Была юная самка именем Леэнмиин. Тайишаиш-демон, Мать Тишины, покарала ее ауру [
Исполнен был хадж в Аделин-виири, Благой пошел и Леэнмиин. Благой был не учен и чужд, но аура его втекала в общую молитву, и та приняла ее. Он не знал, зачем шла Леэнмиин, прелюбодейка.
Когда в Пасти Аади-Иаасси, как велят язычникам их боги – суть демоны, она заместила своей его жизнь, подарив его ауру эгросимооа, Благой открыл Нэон-гоо, уйдя. Знамение исполнилось.
Но он сразу появился там вновь и была с ним иная Прохожая, самка эгроси телом. Были они без скафандров и стали умирать. Благой надел свой скафандр, оставленный в Пасти, и Прохожую одел в скафандр Леэнмиин.
«О! – думала Прохожая. – Она отдала мне свою одежду!»
Они были годами юны, дети Езоэевели, чужие, но Отец Всевышний даровал им волю и мудрость.
Во дни празднования печали конца цикла хадж возвратился в Гроты и там все ждали кары, мысля: новый День гнева близ. Ибо не бывало доселе – чтобы дважды воплощенный явился, и двое телом эгроси с Езоэевели сочетались.
Ибо Благой присовокупил Прохожую к себе, и именовали ее Благой, он же звал ее Лоона Агрийю. Головастики их не мерли, а потомство желало жизни [
Благие сделались велики и возглавили церемонии. Они явили лик свой Совету Гротов и магистры показали им ладони [
Когда гриизийя побеждали Благих, Непорочная Яснодева во сне подала им Копье. Воздев его, они победили.
Отныне вера Сына именовалась в Гротах благой, и на краткие циклы, милостью Всеотца, настало время жизни. Гроты едины стали и вера Прободенного ширилась.
Но развоплощенные демоны ждали, и, попущением Всеотца, умерла Благая на поверхности, в граде Яснодевы.
Благого печаль поглотила. Он помыслил: «Она больше не станет плыть рядом. Зачем Ты покинул меня?»
По окончании праздника траура Благой совершил церемонию плача по Езоэевели, именем Всеотца, и Сына, и Силы Их, так, зачав новый цикл Аделинаам.
После чего, помыслив: «Лоона Агрийю», открыл Нэон-гоо.
Более не было такого, ибо мир остановился.
Да пребудет в покое до самой смерти Эгроссимойон и Грот наш, в утробе его сокрытый!
Ныне, когда остаток эгросимооа склонился к концу, помяните Непорочную Яснодеву и Благих наших, Копье воздевших, с нами плывших. Ибо встретят они вас в Водах Небесных, где Сын Прободенный Суд вершит. Так».
***
Кукулькан.

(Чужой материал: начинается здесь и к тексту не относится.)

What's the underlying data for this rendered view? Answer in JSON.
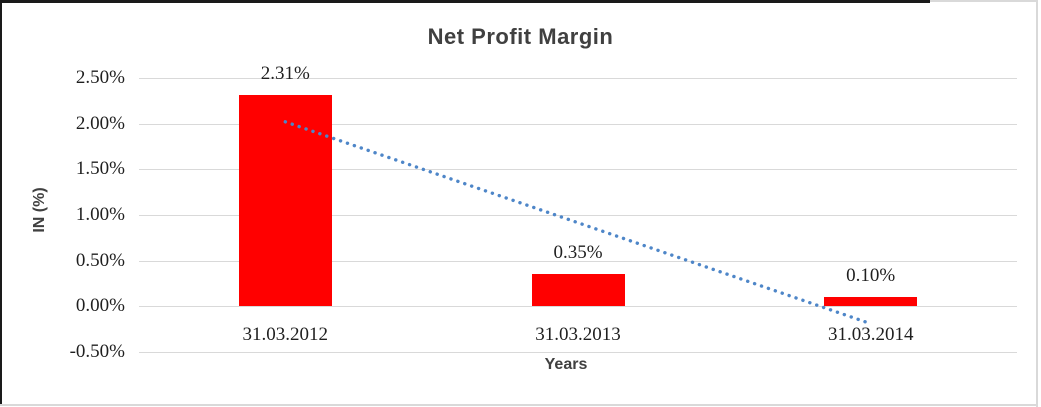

Юкатан. Юукуабнал (Чичен-Ица). 9.8.11.6.10, и 13 Ок, и 18 Кех (2 ноября 604 года)
«Пишу я, владыка-жрец Кукулькан, тебе...»
Евгений отложил кисть и задумался, как передать свое имя символами майяского письма. И тут же понял, что придумывать не надо. Когда-то очень давно... вернее, много веков тому вперед... в ином мире, когда он не был еще ни Благим, ни Кукульканом, а лишь молодым отставным штабс-ротмистром Кромлехом, после войны безуспешно рассылавшим рукописи своего первого романа по издательствам, его познакомили с великим человеком. Правда, с большой буквы этот эпитет тогда к нему еще не применяли, но никто не сомневался, что Лев Гумилев, рожденный в семье известнейших поэтов, - великий ученый.
Кромлеха представили ему в Святоалександровске на одном из литературных салонов. Холодноватый и аристократичный Лев, тяжело сходившийся с людьми, принятый при дворе, отягощенный многочисленными учеными званиями и, словно рождественская елка, сияющий наградами, неожиданно принял участие в начинающем литераторе. Может быть, сказалось схожее фронтовое прошлое – оба воевали в Восточной Пруссии. Они подружились – собственно, это мать Льва и выдала позже Кромлеху путевку в большую литературу. Встречались, выпивали, обменивались воспоминаниями о войне, беседовали на темы истории и словесности.